You are viewing a plain text version of this content. The canonical link for it is here.
Posted to commits@spamassassin.apache.org by sp...@incubator.apache.org on 2004/07/12 18:56:13 UTC
[SpamAssassin Wiki] Updated: HowScoresAreAssigned

   Date: 2004-07-12T09:56:13
   Editor: 12.148.252.66 <>
   Wiki: SpamAssassin Wiki
   Page: HowScoresAreAssigned
   URL: http://wiki.apache.org/spamassassin/HowScoresAreAssigned

   no comment

Change Log:

------------------------------------------------------------------------------
@@ -1,9 +1,9 @@
 = How are the scores assigned? =
 
-SA's scores are assigned using a genetic algorithm (GA), to optimise their efficiency and minimise false positives and false negatives. More information can be found on the 'Tests' page. Note that you can help this system by providing statistics on your mail spool.
+In SpamAssassin 2.x, the scores are assigned using a genetic algorithm (GA).  In SpamAssassin 3.x, the scores are assigned using a perceptron learner.  Both systems attempt to optimise the efficiency of the rules which are run, while also minimising the number of false positives and false negatives.
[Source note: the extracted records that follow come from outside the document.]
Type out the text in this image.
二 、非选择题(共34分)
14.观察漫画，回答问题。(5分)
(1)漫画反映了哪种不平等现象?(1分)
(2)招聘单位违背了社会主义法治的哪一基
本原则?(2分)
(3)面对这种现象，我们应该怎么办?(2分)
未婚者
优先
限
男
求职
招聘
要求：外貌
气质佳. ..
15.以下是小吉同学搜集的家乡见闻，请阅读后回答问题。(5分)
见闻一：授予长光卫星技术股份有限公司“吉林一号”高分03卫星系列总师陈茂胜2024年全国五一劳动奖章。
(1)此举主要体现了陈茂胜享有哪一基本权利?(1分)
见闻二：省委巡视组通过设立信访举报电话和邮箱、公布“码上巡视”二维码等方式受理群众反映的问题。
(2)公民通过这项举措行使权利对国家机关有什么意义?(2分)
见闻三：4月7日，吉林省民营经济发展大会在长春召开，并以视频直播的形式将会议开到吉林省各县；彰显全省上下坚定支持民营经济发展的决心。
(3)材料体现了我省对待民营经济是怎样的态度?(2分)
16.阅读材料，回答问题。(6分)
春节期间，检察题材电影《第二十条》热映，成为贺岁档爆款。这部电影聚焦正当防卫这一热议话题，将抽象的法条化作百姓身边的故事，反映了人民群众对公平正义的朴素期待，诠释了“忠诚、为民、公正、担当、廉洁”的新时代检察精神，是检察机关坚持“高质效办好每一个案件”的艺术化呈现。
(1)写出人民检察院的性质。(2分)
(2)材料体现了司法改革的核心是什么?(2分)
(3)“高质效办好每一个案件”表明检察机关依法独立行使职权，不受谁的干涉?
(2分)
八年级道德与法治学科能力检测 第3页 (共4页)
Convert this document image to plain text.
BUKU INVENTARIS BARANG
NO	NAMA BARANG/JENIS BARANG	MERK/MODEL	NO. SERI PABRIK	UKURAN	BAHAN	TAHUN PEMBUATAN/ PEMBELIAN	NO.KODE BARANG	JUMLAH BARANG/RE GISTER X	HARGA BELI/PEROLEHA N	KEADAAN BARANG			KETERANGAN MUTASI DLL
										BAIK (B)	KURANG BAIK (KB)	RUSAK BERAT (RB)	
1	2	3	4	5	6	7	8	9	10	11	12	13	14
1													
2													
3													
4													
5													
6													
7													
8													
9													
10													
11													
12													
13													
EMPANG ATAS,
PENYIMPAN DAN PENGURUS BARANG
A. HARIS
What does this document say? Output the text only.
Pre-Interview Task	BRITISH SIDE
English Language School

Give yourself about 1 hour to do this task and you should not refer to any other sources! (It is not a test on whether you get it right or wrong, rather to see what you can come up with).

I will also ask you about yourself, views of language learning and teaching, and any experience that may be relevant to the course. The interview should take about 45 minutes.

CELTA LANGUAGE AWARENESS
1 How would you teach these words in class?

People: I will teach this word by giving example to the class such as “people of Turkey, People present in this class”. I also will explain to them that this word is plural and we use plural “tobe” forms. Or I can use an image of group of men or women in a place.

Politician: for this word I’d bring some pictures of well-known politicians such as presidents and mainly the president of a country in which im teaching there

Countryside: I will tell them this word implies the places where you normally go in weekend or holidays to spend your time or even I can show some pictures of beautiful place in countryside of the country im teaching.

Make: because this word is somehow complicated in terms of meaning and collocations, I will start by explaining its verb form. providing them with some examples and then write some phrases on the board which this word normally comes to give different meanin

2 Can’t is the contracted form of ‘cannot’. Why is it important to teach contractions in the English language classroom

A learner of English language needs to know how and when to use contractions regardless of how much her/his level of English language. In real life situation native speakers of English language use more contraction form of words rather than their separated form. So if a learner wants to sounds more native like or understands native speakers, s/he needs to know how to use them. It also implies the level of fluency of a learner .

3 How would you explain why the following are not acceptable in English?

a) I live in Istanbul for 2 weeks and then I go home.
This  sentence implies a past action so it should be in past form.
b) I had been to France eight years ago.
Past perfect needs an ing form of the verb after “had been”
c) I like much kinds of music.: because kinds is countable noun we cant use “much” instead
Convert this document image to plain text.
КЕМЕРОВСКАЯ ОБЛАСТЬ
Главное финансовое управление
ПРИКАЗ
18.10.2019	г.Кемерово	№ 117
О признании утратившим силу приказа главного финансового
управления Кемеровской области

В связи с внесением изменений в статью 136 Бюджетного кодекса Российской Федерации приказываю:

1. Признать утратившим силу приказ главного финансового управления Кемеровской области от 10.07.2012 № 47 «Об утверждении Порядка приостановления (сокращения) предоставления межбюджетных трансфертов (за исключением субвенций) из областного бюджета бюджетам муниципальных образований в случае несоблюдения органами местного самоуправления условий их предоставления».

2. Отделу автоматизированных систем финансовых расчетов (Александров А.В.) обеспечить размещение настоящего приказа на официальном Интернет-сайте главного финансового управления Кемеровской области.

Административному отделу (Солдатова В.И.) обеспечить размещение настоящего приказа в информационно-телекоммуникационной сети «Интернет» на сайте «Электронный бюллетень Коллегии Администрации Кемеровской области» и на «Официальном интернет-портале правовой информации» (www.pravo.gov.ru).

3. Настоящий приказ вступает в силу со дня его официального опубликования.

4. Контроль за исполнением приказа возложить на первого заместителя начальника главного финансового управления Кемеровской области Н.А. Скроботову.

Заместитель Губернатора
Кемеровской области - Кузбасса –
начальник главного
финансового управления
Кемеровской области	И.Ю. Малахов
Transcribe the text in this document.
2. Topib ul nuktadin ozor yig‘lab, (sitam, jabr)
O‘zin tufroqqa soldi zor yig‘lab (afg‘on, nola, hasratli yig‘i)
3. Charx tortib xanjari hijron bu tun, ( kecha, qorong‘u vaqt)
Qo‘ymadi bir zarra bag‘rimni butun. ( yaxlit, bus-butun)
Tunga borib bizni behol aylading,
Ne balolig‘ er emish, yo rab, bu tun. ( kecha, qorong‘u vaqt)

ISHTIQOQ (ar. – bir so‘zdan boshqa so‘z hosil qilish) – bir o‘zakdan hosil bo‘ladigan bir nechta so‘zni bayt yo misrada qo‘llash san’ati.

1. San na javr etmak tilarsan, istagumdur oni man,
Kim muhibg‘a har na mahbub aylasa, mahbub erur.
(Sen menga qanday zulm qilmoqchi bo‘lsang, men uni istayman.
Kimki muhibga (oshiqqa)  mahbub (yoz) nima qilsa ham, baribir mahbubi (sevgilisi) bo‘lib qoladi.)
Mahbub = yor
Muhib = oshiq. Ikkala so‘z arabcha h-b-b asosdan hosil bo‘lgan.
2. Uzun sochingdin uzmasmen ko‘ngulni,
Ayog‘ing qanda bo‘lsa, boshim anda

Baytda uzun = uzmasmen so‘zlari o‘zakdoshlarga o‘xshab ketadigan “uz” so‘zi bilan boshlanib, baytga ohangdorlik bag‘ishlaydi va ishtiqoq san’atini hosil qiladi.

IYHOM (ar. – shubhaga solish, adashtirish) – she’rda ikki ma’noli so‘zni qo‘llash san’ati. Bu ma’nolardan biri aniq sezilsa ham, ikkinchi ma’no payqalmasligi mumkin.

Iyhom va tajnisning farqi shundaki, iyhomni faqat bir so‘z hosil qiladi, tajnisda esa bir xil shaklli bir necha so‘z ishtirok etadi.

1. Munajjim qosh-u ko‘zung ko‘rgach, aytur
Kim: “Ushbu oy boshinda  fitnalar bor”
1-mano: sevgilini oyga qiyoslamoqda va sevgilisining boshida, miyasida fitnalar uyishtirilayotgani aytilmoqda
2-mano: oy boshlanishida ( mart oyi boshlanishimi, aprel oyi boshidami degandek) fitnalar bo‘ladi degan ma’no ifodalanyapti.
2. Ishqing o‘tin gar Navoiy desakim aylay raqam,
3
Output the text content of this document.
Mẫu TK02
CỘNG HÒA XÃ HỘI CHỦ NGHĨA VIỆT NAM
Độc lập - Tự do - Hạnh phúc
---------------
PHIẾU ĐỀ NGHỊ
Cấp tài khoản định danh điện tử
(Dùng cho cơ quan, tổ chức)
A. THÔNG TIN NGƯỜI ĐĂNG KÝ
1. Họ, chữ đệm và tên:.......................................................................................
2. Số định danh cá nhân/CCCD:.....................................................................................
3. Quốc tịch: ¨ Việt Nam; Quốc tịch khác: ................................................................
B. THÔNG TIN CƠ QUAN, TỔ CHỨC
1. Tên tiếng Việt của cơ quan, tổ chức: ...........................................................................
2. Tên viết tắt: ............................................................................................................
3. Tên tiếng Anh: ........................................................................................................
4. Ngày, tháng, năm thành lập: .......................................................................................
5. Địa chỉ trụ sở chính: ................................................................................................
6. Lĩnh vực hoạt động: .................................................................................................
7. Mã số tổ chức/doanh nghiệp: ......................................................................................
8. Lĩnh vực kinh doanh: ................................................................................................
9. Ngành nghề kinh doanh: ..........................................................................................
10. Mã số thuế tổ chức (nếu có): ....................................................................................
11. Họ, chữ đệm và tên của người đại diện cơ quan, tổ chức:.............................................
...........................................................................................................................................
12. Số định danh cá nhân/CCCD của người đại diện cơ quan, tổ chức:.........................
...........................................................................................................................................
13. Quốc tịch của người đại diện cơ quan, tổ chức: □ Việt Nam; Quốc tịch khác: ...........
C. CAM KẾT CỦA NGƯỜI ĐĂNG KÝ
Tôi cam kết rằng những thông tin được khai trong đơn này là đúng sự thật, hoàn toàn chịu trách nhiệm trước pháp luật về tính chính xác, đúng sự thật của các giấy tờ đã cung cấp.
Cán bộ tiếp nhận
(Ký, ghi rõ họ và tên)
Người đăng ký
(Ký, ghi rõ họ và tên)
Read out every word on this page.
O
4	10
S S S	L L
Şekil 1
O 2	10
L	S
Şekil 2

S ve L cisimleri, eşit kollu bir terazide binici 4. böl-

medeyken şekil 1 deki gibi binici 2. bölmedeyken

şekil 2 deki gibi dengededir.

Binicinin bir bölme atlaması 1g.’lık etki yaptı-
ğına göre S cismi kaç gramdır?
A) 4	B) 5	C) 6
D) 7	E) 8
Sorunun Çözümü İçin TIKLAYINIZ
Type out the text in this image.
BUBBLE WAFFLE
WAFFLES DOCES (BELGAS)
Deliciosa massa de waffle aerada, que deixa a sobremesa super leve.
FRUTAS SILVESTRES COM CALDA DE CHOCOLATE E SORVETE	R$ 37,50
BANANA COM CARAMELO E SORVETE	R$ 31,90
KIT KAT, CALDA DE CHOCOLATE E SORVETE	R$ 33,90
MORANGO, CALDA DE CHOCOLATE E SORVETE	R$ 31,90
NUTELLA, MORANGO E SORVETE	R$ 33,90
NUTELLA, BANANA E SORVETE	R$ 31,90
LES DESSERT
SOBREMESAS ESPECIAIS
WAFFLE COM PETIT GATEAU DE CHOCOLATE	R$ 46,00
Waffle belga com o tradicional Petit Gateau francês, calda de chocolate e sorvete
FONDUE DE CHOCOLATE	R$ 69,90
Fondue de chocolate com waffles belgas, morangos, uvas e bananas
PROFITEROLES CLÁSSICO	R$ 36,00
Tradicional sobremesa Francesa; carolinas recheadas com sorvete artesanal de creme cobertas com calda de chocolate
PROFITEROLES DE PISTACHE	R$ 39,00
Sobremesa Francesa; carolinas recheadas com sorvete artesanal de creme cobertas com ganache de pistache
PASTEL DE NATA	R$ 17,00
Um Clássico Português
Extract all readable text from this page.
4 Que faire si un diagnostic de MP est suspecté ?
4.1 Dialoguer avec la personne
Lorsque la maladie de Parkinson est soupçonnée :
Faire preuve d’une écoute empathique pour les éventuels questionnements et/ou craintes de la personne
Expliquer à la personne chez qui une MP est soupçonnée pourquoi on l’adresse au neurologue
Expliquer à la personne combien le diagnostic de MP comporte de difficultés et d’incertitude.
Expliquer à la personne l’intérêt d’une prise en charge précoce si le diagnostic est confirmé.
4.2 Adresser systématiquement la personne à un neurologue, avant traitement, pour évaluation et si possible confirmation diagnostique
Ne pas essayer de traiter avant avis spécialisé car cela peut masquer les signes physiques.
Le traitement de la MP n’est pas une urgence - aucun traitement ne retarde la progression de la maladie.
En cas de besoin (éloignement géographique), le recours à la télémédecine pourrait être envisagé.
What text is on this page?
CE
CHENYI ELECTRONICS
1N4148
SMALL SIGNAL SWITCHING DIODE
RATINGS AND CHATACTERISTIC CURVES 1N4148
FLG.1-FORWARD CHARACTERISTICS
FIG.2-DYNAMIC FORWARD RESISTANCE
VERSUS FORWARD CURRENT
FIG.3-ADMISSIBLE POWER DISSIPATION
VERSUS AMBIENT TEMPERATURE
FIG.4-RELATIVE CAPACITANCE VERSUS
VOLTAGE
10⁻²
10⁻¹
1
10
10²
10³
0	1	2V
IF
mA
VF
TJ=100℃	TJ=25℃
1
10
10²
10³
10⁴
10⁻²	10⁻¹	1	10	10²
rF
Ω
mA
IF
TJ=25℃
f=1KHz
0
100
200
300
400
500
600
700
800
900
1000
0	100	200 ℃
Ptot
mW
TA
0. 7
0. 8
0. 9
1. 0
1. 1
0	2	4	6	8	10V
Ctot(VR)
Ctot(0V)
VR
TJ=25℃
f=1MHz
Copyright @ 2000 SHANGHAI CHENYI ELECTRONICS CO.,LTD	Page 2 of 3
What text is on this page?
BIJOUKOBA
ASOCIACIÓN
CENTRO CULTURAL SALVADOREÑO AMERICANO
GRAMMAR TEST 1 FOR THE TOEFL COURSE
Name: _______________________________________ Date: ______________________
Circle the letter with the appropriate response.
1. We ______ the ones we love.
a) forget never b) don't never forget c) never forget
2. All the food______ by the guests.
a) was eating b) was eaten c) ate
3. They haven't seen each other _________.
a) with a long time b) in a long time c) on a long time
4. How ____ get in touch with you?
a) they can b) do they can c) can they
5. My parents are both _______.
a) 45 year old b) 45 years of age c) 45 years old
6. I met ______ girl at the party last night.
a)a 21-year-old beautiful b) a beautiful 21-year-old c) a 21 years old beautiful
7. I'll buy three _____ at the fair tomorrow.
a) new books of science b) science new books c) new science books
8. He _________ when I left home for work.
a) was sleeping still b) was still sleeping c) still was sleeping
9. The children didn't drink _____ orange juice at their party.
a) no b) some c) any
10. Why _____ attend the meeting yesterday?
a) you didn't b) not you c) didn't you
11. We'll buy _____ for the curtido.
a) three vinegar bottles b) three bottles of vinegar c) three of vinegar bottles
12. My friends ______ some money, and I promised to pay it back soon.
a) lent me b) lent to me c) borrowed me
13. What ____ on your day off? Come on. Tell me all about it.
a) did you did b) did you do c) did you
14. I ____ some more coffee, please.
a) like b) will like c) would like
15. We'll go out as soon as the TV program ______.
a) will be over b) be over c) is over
More information can be found on the 'Tests' page. Note that you can help this system by providing statistics on your mail spool.
 
 Some DNS blacklist rules are distributed with scores of 0. These generally request or require payment, and as such are disabled by default. Feel free to enable the lookups, if you've paid for them.
 
 A score of 0 will stop a rule from being run.
 
-Note: Scores for "learn" rules, such as BAYES_*, that rate the probability that a message is spam, are scored using the same method. This can produce "confusing" scores, for instance, that have BAYES_80 with a higher score than BAYES_99. There are a few reasons for this. 1) The GA does not understand that BAYES_* are related to one another, they're separate rules that need separate scores. 2) More importantly, the higher the probability from a "learn" rule, the higher likelihood that the message also hit a bunch of other rules. This lets the GA lower the "learn" rule score due to the inevitable false positive, while also still marking the message as spam via the other rule scores. 
+Note: Scores for "learn" rules, such as BAYES_*, that rate the probability that a message is spam, are scored using the same method. This can produce "confusing" scores, for instance, that have BAYES_80 with a higher score than BAYES_99. There are a few reasons for this. 1) The score generation system does not understand that BAYES_* are related to one another, they're separate rules that need separate scores. 2) More importantly, the higher the probability from a "learn" rule, the higher likelihood that the message also hit a bunch of other rules. This lets the score generation system lower the "learn" rule score due to the inevitable false positive, while also still marking the message as spam via the sum of all rule scores.